Exploring SM REITs: A New Frontier in Real Estate Investment

SEBI has introduced Small and Medium Real Estate Investment Trusts (SM REITs), targeting properties valued between Rs.50 crore and Rs.500 crore. This initiative aims to broaden investor access to real estate by enabling fractional ownership through regulated schemes.

Sm ReitsReal EstateInvestmentSebiFractional OwnershipReal Estate NewsSep 08, 2025

Exploring SM REITs: A New Frontier in Real Estate Investment
Real Estate News:The Securities and Exchange Board of India (SEBI) has introduced Small and Medium Real Estate Investment Trusts (SM REITs), a new category within the REIT framework. Targeted at assets valued between Rs.50 crore and Rs.500 crore, SM REITs are designed to expand investor access to real estate and bring greater individual investor participation in the sector. These investment instruments allow multiple investors to pool funds and co-own property, lowering the barrier for entry. By regulating fractional real estate ownership, the capital markets regulator hopes to increase transparency and strengthen investor confidence in a space that has largely operated in the unregulated market so far.

REITs in India have primarily focused on large, commercial assets with a minimum size of Rs.500 crore. In contrast, SM REITs can hold both commercial and residential real estate properties in the Rs.50–500 crore range. The structure also differs. Conventional REITs work as a single pool of assets, where investors hold a proportional stake in the portfolio. SM REITs, however, allow a single entity to launch multiple schemes, similar to mutual funds. Each scheme holds different assets, and individuals invest in the scheme they choose, keeping ownership interests separate.

Like regular REITs, SM REIT units must be listed on the stock exchanges. However, the minimum ticket size is Rs.10 lakh for a single unit, as opposed to Rs.10,000-15,000 in conventional REITs.
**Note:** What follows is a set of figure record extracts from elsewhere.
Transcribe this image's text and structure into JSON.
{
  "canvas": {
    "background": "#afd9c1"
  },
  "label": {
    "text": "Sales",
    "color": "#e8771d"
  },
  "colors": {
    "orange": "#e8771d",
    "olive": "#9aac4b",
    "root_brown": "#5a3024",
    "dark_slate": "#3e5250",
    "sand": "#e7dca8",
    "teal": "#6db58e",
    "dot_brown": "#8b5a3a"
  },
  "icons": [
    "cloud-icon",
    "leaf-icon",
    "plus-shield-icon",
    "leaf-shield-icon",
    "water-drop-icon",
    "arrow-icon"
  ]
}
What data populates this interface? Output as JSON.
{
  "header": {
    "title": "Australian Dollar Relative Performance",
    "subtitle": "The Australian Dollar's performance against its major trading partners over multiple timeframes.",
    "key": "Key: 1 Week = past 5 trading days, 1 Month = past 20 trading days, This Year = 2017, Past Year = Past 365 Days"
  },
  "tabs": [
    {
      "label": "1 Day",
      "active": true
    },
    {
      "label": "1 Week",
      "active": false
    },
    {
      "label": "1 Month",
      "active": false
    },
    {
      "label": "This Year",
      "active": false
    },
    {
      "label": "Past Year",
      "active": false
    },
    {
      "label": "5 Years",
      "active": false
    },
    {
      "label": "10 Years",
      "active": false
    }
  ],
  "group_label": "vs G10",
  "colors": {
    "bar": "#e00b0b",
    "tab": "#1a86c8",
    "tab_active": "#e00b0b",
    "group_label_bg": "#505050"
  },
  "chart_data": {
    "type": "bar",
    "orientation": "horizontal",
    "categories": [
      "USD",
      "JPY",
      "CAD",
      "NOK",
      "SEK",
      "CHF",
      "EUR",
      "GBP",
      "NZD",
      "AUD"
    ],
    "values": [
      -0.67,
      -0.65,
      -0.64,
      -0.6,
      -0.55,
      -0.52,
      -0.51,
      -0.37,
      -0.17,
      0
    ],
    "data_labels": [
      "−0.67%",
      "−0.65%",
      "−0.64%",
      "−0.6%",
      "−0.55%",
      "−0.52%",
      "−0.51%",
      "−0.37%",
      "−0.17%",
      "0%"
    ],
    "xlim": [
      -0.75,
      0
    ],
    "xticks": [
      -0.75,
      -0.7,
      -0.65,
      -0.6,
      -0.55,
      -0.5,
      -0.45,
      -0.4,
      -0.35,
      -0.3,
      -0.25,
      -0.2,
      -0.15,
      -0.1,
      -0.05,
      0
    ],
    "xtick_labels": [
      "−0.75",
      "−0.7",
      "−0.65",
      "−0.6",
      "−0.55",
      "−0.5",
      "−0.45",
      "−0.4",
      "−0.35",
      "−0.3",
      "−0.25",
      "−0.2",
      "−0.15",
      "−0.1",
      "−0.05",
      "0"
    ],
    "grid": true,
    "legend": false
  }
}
Once funds are collected, they are routed through a special purpose vehicle (SPV), which manages rental income or proceeds from property sales. Regulations prohibit SM REITs from investing in under-construction projects or land, limiting them to completed, revenue-generating assets. They must also distribute 95% of their earnings to unit holders. In addition, any remaining net cash flow has to be paid out in full on a quarterly basis.

This route opens up access to premium and big real estate by allowing smaller, more focused investments. Investors can choose schemes aligned with specific cities or micro-markets and benefit from regulated ownership. For the realty sector, SM REITs are likely to improve liquidity and attract wider institutional participation in fractional ownership.

Despite the promise, SM REITs remain new and largely untested. So far, only PropShare Investment Trust has launched two schemes, meaning there is little track record for investors to rely on. The risks are also similar to conventional REITs—low occupancy, tenant defaults, and valuation uncertainties remain key concerns. As the market develops, the success of SM REITs will depend on how quickly investors adapt to this structure and whether the promised transparency translates into sustained confidence.

Frequently Asked Questions

What is the minimum investment required for SM REITs?

The minimum investment required for SM REITs is Rs.10 lakh for a single unit.

What types of properties can SM REITs hold?

SM REITs can hold both commercial and residential real estate properties valued between Rs.50 crore and Rs.500 crore.

How do SM REITs differ from conventional REITs?

SM REITs allow a single entity to launch multiple schemes, each holding different assets, while conventional REITs work as a single pool of assets.

What are the key benefits of investing in SM REITs?

Key benefits include lower investment barriers, regulated ownership, and the ability to choose schemes aligned with specific cities or micro-markets.

What are the main risks associated with SM REITs?

The main risks include low occupancy, tenant defaults, and valuation uncertainties, similar to conventional REITs.